The Applied Scholarship and Research Award at Alliant International University honors productive scholarship that has made a significant contribution to applied issues in the honoree’s discipline. The work should be recent and should be produced by a member of the Alliant community (student, staff, or core faculty member). The nominated work should exemplify the type of scholarship central to Alliant’s mission:
Scholarship in the Alliant context includes the discovery of new knowledge; the discovery of new applications of knowledge to solve practical problems; the integration of knowledge in new ways; and innovation in teaching knowledge and professional competencies.
Individuals with a single scholarly work or a series of products may be nominated for the award. To be eligible, the work or works should have appeared in the last five years. The nominee must have played a crucial leadership role in the production of the work (e.g., be first or second author of any written work), and the contribution of the nominee to the work should be made explicit in the nomination materials.

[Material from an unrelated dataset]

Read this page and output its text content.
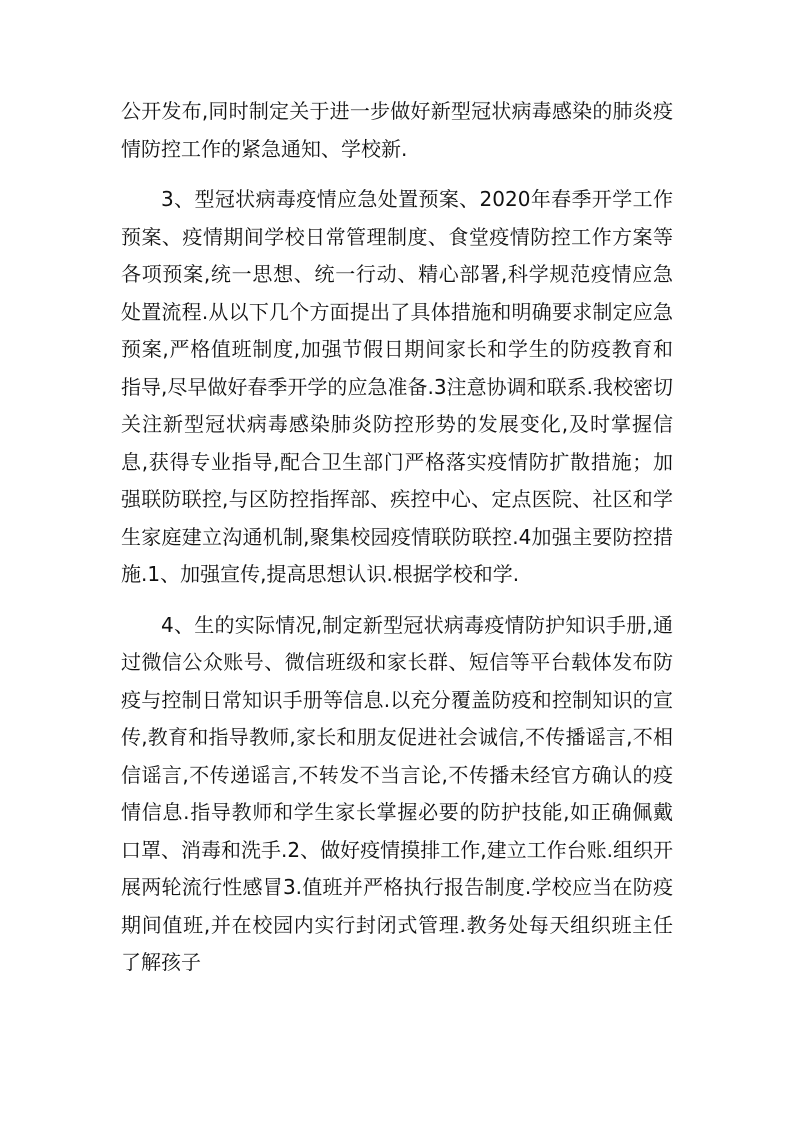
公开发布,同时制定关于进一步做好新型冠状病毒感染的肺炎疫情防控工作的紧急通知、学校新.

3、型冠状病毒疫情应急处置预案、2020年春季开学工作预案、疫情期间学校日常管理制度、食堂疫情防控工作方案等各项预案,统一思想、统一行动、精心部署,科学规范疫情应急处置流程.从以下几个方面提出了具体措施和明确要求制定应急预案,严格值班制度,加强节假日期间家长和学生的防疫教育和指导,尽早做好春季开学的应急准备.3注意协调和联系.我校密切关注新型冠状病毒感染肺炎防控形势的发展变化,及时掌握信息,获得专业指导,配合卫生部门严格落实疫情防扩散措施；加强联防联控,与区防控指挥部、疾控中心、定点医院、社区和学生家庭建立沟通机制,聚集校园疫情联防联控.4加强主要防控措施.1、加强宣传,提高思想认识.根据学校和学.

4、生的实际情况,制定新型冠状病毒疫情防护知识手册,通过微信公众账号、微信班级和家长群、短信等平台载体发布防疫与控制日常知识手册等信息.以充分覆盖防疫和控制知识的宣传,教育和指导教师,家长和朋友促进社会诚信,不传播谣言,不相信谣言,不传递谣言,不转发不当言论,不传播未经官方确认的疫情信息.指导教师和学生家长掌握必要的防护技能,如正确佩戴口罩、消毒和洗手.2、做好疫情摸排工作,建立工作台账.组织开展两轮流行性感冒3.值班并严格执行报告制度.学校应当在防疫期间值班,并在校园内实行封闭式管理.教务处每天组织班主任了解孩子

Nominations for all types of scholarly products are welcome; the target audience of the scholarship may be other academics, students, practitioners, or the public. Only scholarship grounded in one’s professional discipline is eligible. Examples of eligible work include but are not limited to books and book chapters; journal, magazine, or newspaper articles; “white papers” prepared for professional organizations; websites or other electronic information; textbooks; videos or other media related to one’s area of expertise; and creative works that are based on one’s disciplinary knowledge. Self nominations will be accepted.
Nominations Due: February 10, 2014
Applications Due: March 10, 2014
Announcement: Week of April 1, 2014
Nominations will be evaluated based on a) the extent to which the scholarship fits with Alliant’s mission, pillars, and core values; b) the relevance of the work to practical problems, societal concerns, or other applied issues; c) evidence that the work has made a significant and meaningful impact on its target audience (e.g., citation rates, hit rates or links to material for electronic media; public reviews of the work; breadth of distribution of the work; etc.). For more recent work, where the impact may not yet be fully realized, nominees should provide information on the likely impact and significance of the work in the future; d) the nature and scope of the impact (or likely impact); e) the extent to which the scholarship reflects depth of understanding of the topic area within the nominee’s discipline; f) the scope and breadth of the work; and g) the nature of the nominee’s contribution to the scholarly product(s).